Дорога на эшафот | страница 62
Екатерина Алексеевна, не желая показывать свое расстройство и мягко улыбнувшись, ответила:
– Все забываю, что наш дворец, несмотря на его отдаленность, как на ладошке перед всем Петербургом. Знали бы вы, как неприятно себя ощущать букашкой, наколотой на булавку…
– Матушка-Катеринушка, не думайте о таких глупостях. Свет к вам благоволит, все ждут скорых перемен. Обо всем, что происходит в Зимнем дворце, знают наперечет, а вот вы – большая загадка. Вот через день вернусь обратно, если вы позволите заночевать у вас. – Она лукаво подняла глаза на наследницу, зная, что та никогда не откажет ей в этом, и продолжила: – И в столице уже будут ходить самые разные слухи о моем посещении вашей высокочтимой особы.
– Скажешь тоже, «высокочтимой»! – фыркнула Екатерина Алексеевна. – Всеми презираемая и попираемая особа. Так-то оно будет точнее…
Они устроились в спальне наследницы, куда никто из посторонних, кроме самых близких людей, не смел заглядывать. Скрывать им было особо нечего, а атмосфера уюта и покоя располагала к откровенному разговору между подругами. Несмотря на то что время было уже обеденное, Екатерина Алексеевна дернула за шнур, ведущий на кухню, подав тем самым сигнал, чтобы им внесли утренний кофе, который она лично могла поглощать в любых количествах вплоть до позднего вечера.
Вскоре дверь неслышно открылась, и вплыла та самая Настуся, что помогала зашивать прореху на платье графини Апраксиной. Екатерина Алексеевна сдержанно прыснула в платочек, чем удивила Воронцову, привыкшую видеть наследницу всегда сдержанной и сосредоточенной.
Как только девушка, расставив приборы, вышла, разбираемая любопытством гостья не преминула поинтересоваться причиной смеха хозяйки.
– Я сделала что-то не так? – Она обиженно надула свои пухлые губки, хотя то была ее обычная попытка разговорить наследницу, особо не спешившую делиться новостями.
Екатерина Алексеевна с детства приобрела манеру не проявлять открыто своих чувств, а тем более не высказывать без нужды сокровенное.
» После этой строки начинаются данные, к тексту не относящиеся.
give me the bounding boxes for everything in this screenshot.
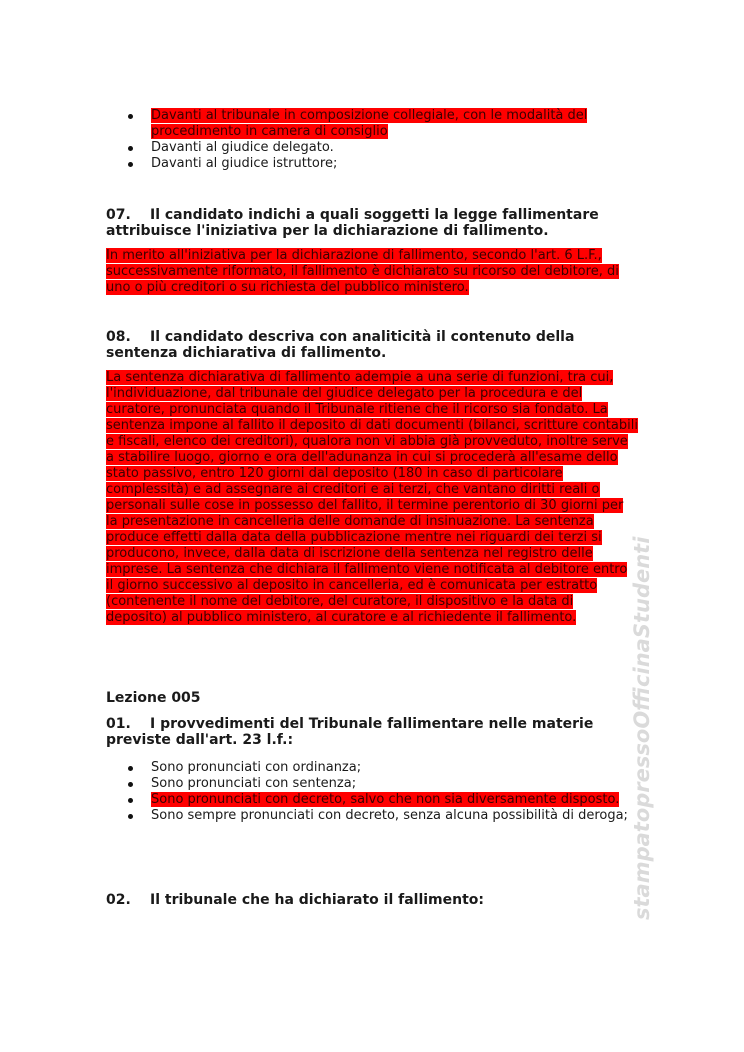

В этом она была полной противоположностью своей матери, готовой поделиться любой новостью с первой встречной, а если к ней являлись гости, то беседы, сводившиеся главным образом к теме достатка соседей, к модным одеждам нынешнего сезона и, естественно, блиставшим на балах офицерам, могли продолжаться часами.
Екатерина или, как ее в детстве звали, Фике, внимательно впитывала в себя все услышанное, но если кто-то спрашивал ее личное мнение, то обычно растерянно пожимала узкими плечиками, давая понять, что не в курсе происходящего. Но за что она больше всего была благодарна матери, так это за ее умение выбирать и приручать нужных ей мужчин. Она давно поняла, что женщины в этом мире – существа достаточно бесправные и их слово для людей состоятельных и с положением ничего не значит. Женщин раз и навсегда лишили малейшего признака ума, оставив в их полном распоряжении кухню и детскую. Недаром родилась поговорка: «Kinder, Küche, Kirche» – дети, кухня, кирха, насмешливо называемая «три женских К». Им были закрыты любые дороги вне дома. Разве что балы и торжественные приемы. И то под неусыпным надзором сотен завистливых глаз.